USD1は、米トランプ大統領とその家族が支援するDeFi(分散型金融)プロジェクト「World Liberty Financial(ワールド・リバティ・ファイナンシャル、以下WLFI)」が開発する米ドル連動型のステーブルコインである。現在はテスト段階とみられ、公式には取引を開始しておらず、一般ユーザーが購入・売却できる状態にはなっていない。
発端は、23日夜、暗号資産(仮想通貨)のリサーチを行うXアカウントが、「WLFIがイーサリアムおよびBNBチェーン上でUSD1を発行し、現在テストを行っているようだ」と投稿したことだった。
25日未明、この投稿に「Binance(バイナンス)」の元CEOチャンポン・ジャオ(CZ)氏が、「Welcome to @BNBChain!(ようこそBNBチェーンへ!)」と反応。あわせて、USD1のコントラクト情報が確認できるBscScan(BNBチェーンのブロックチェーンエクスプローラー)のURLを添付し、同トークンの存在を裏付けた。
ところがその直後から、USD1の名称を悪用した詐欺コインが複数のDEXに出現。特に「PancakeSwap(パンケーキスワップ)」では、USD1と称するトークンが次々とリストされ、実際に取引が行われている様子がDEX Screener上でも確認された。

※図はDEX Screenerで「USD1」を検索した画面。CZ氏の投稿直後から、「USD1」という名称のコインがリストに現れ、取引や流動性の情報が表示されている。
この状況を受けて、最初の投稿からおよそ1時間半後、CZ氏は再びXで投稿し、詐欺に対する警告を発した。
この投稿以降、多くの詐欺師が同じ名前のコインを作成したと聞きました。
公式のUSD1はまだ取引可能ではありません。詐欺に騙されないでください。
さらに、CZ氏の警告ポストを引用して、WLFIの公式Xも「USD1は現在取引できません。詐欺にご注意ください。我々をフォローして公式発表をお待ち下さい」と投資家に注意を促した。
当然ながら、USD1の名称を騙って作成された一連のトークンは、WLFIとは一切関係のない”詐欺コイン”である。こういった詐欺コインは、話題のプロジェクト名を利用して投資家を誘い、資金を奪う目的で作られており、将来的にはほぼ例外なく無価値になる。

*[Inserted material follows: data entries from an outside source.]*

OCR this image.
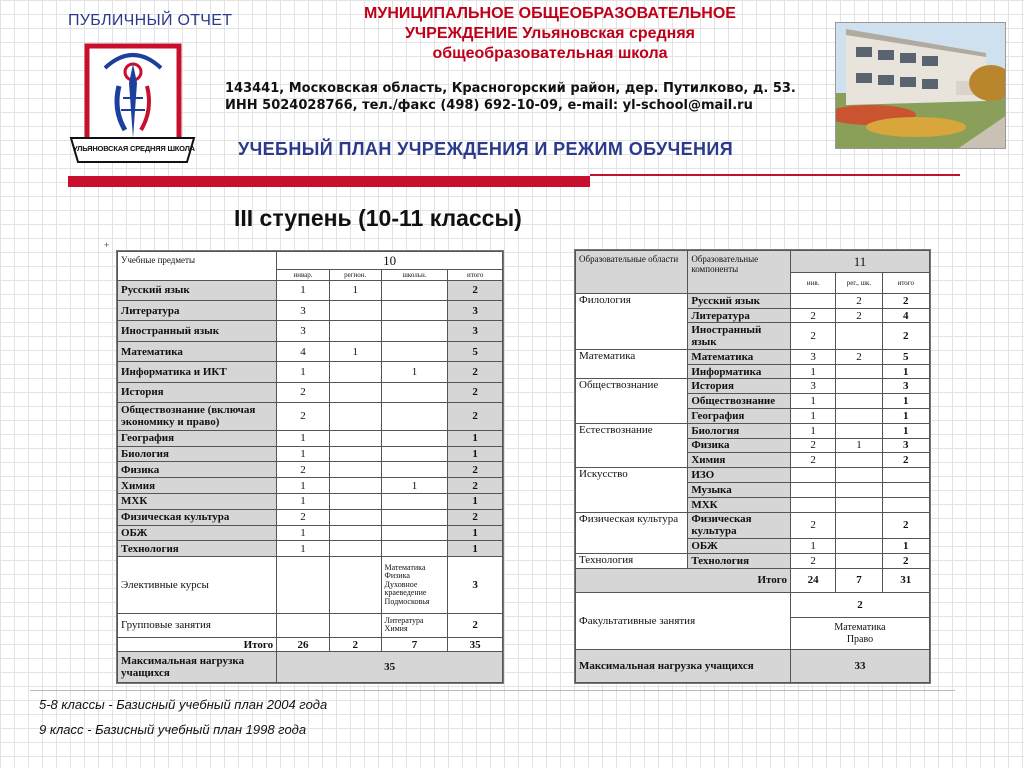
ПУБЛИЧНЫЙ ОТЧЕТ
УЛЬЯНОВСКАЯ СРЕДНЯЯ ШКОЛА
МУНИЦИПАЛЬНОЕ ОБЩЕОБРАЗОВАТЕЛЬНОЕ
УЧРЕЖДЕНИЕ Ульяновская средняя
общеобразовательная школа
143441, Московская область, Красногорский район, дер. Путилково, д. 53.
ИНН 5024028766, тел./факс (498) 692-10-09, e-mail: yl-school@mail.ru
УЧЕБНЫЙ ПЛАН УЧРЕЖДЕНИЯ И РЕЖИМ ОБУЧЕНИЯ
III ступень (10-11 классы)
+
Учебные предметы	10			
	инвар.	регион.	школьн.	итого
Русский язык	1	1		2
Литература	3			3
Иностранный язык	3			3
Математика	4	1		5
Информатика и ИКТ	1		1	2
История	2			2
Обществознание (включая экономику и право)	2			2
География	1			1
Биология	1			1
Физика	2			2
Химия	1		1	2
МХК	1			1
Физическая культура	2			2
ОБЖ	1			1
Технология	1			1
Элективные курсы			Математика
Физика
Духовное
краеведение
Подмосковья	3
Групповые занятия			Литература
Химия	2
Итого	26	2	7	35
Максимальная нагрузка учащихся	35			
Образовательные области	Образовательные компоненты	11		
		инв.	рег., шк.	итого
Филология	Русский язык		2	2
	Литература	2	2	4
	Иностранный язык	2		2
Математика	Математика	3	2	5
	Информатика	1		1
Обществознание	История	3		3
	Обществознание	1		1
	География	1		1
Естествознание	Биология	1		1
	Физика	2	1	3
	Химия	2		2
Искусство	ИЗО			
	Музыка			
	МХК			
Физическая культура	Физическая культура	2		2
	ОБЖ	1		1
Технология	Технология	2		2
Итого		24	7	31
Факультативные занятия		2		

		Математика
Право		

Максимальная нагрузка учащихся		33		
5-8 классы - Базисный учебный план 2004 года
9 класс - Базисный учебный план 1998 года
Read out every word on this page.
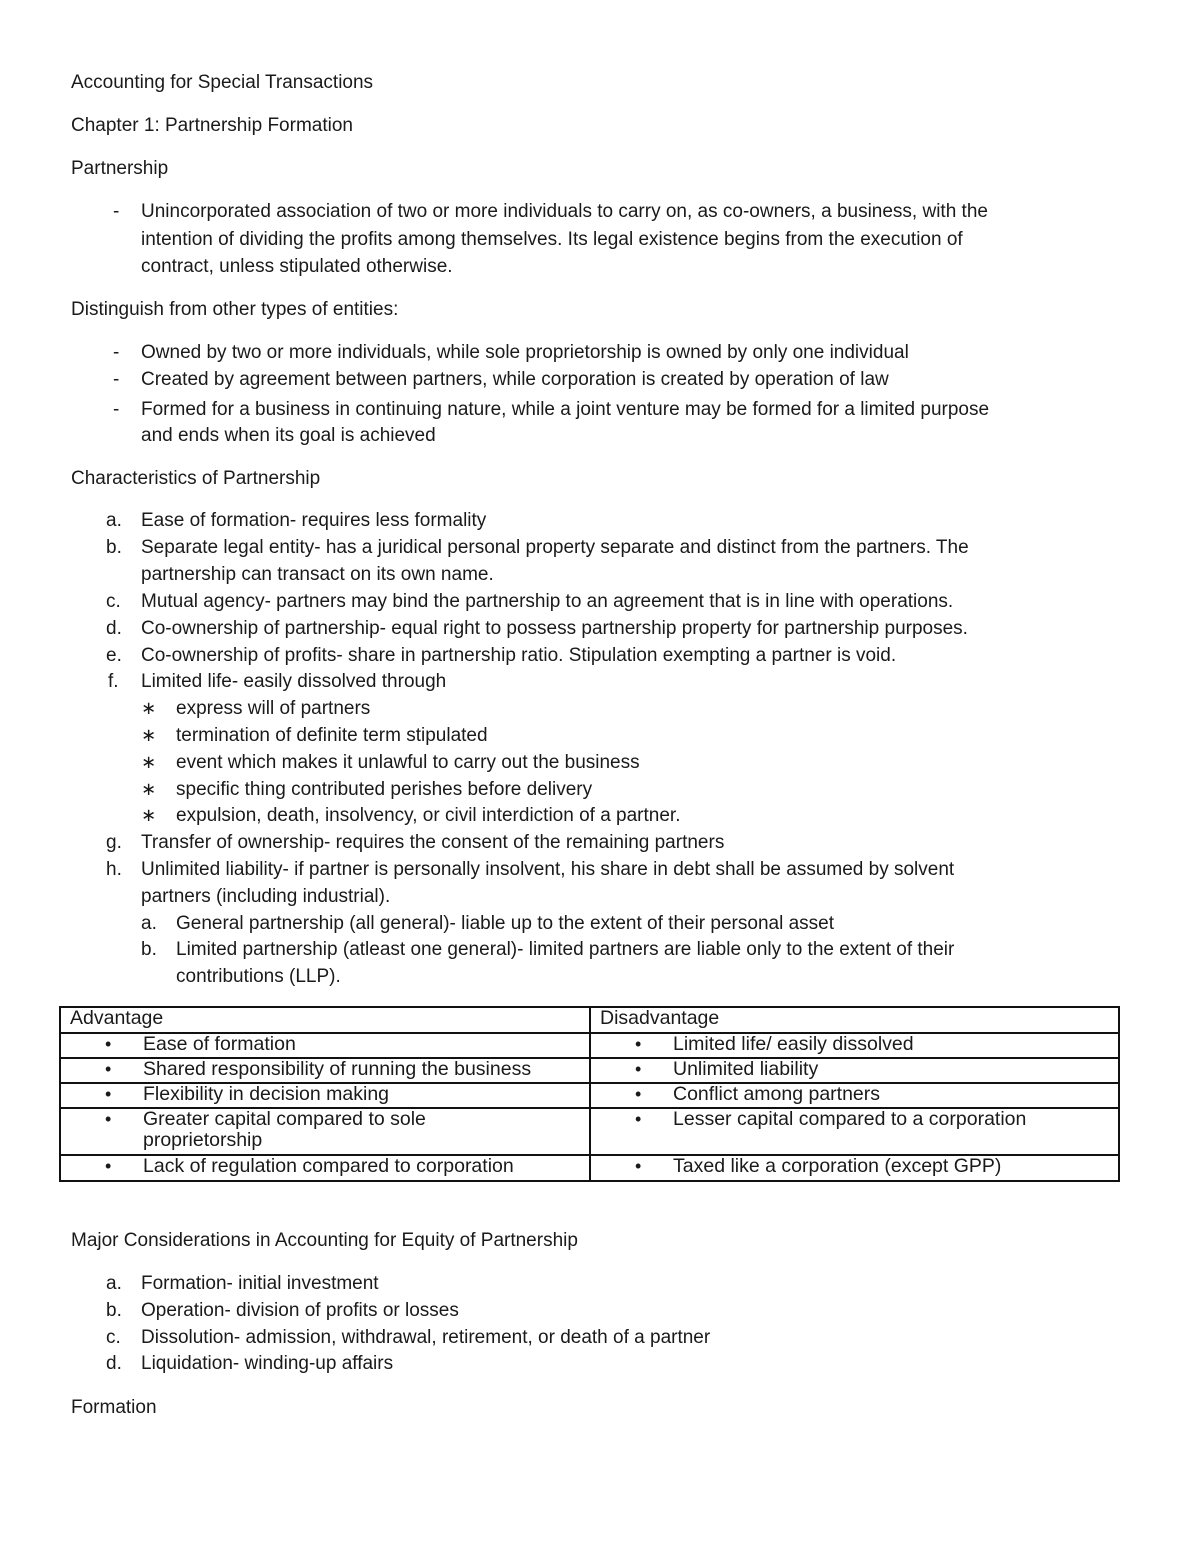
Accounting for Special Transactions
Chapter 1: Partnership Formation
Partnership
- Unincorporated association of two or more individuals to carry on, as co-owners, a business, with the
intention of dividing the profits among themselves. Its legal existence begins from the execution of
contract, unless stipulated otherwise.
Distinguish from other types of entities:
- Owned by two or more individuals, while sole proprietorship is owned by only one individual
- Created by agreement between partners, while corporation is created by operation of law
- Formed for a business in continuing nature, while a joint venture may be formed for a limited purpose
and ends when its goal is achieved
Characteristics of Partnership
a. Ease of formation- requires less formality
b. Separate legal entity- has a juridical personal property separate and distinct from the partners. The
partnership can transact on its own name.
c. Mutual agency- partners may bind the partnership to an agreement that is in line with operations.
d. Co-ownership of partnership- equal right to possess partnership property for partnership purposes.
e. Co-ownership of profits- share in partnership ratio. Stipulation exempting a partner is void.
f. Limited life- easily dissolved through
∗ express will of partners
∗ termination of definite term stipulated
∗ event which makes it unlawful to carry out the business
∗ specific thing contributed perishes before delivery
∗ expulsion, death, insolvency, or civil interdiction of a partner.
g. Transfer of ownership- requires the consent of the remaining partners
h. Unlimited liability- if partner is personally insolvent, his share in debt shall be assumed by solvent
partners (including industrial).
a. General partnership (all general)- liable up to the extent of their personal asset
b. Limited partnership (atleast one general)- limited partners are liable only to the extent of their
contributions (LLP).
Advantage	Disadvantage

• Ease of formation	• Limited life/ easily dissolved

• Shared responsibility of running the business	• Unlimited liability

• Flexibility in decision making	• Conflict among partners

• Greater capital compared to sole proprietorship	• Lesser capital compared to a corporation

• Lack of regulation compared to corporation	• Taxed like a corporation (except GPP)
Major Considerations in Accounting for Equity of Partnership
a. Formation- initial investment
b. Operation- division of profits or losses
c. Dissolution- admission, withdrawal, retirement, or death of a partner
d. Liquidation- winding-up affairs
Formation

暗号資産市場では、今回のように注目度の高いプロジェクトやステーブルコインが取り沙汰された際、それに便乗したスキャム(詐欺)トークンが発生するケースが少なくない。トークン名やロゴだけで判断せず、発行元のコントラクトアドレスや公式発表の有無を確認するなど、投資家側にも慎重な対応が求められる。

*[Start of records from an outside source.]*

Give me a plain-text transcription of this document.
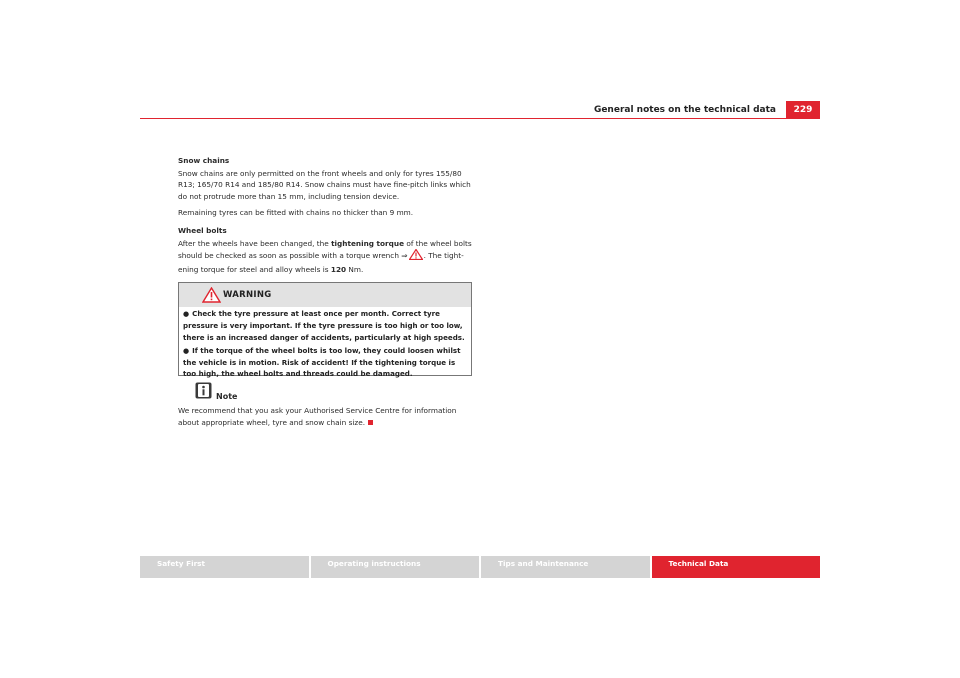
General notes on the technical data	229

Snow chains

Snow chains are only permitted on the front wheels and only for tyres 155/80 R13; 165/70 R14 and 185/80 R14. Snow chains must have fine-pitch links which do not protrude more than 15 mm, including tension device.

Remaining tyres can be fitted with chains no thicker than 9 mm.

Wheel bolts

After the wheels have been changed, the tightening torque of the wheel bolts should be checked as soon as possible with a torque wrench ⇒ . The tightening torque for steel and alloy wheels is 120 Nm.

WARNING

● Check the tyre pressure at least once per month. Correct tyre pressure is very important. If the tyre pressure is too high or too low, there is an increased danger of accidents, particularly at high speeds.

● If the torque of the wheel bolts is too low, they could loosen whilst the vehicle is in motion. Risk of accident! If the tightening torque is too high, the wheel bolts and threads could be damaged.

Note

We recommend that you ask your Authorised Service Centre for information about appropriate wheel, tyre and snow chain size.

Safety First	Operating instructions	Tips and Maintenance	Technical Data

本件の場合は、CZ氏が正規のコントラクトアドレスを記載したBscScanのリンクを提示しており、その情報を基に真偽を見極めることは容易である。ただし、より慎重を期すのであれば、「CZ氏のアカウントが乗っ取られた可能性」なども視野に入れ、複数の信頼できる情報源をもとに判断するべきだ。
このように”詐欺コイン騒動”はあったものの、WLFIおよびCZ氏はUSD1の存在自体を否定しておらず、むしろその注目度の高さを証明する現象といえる。今後の正式ローンチや流通開始のアナウンスに注目しつつ、冷静にプロジェクトの動向を見守りたいところだ。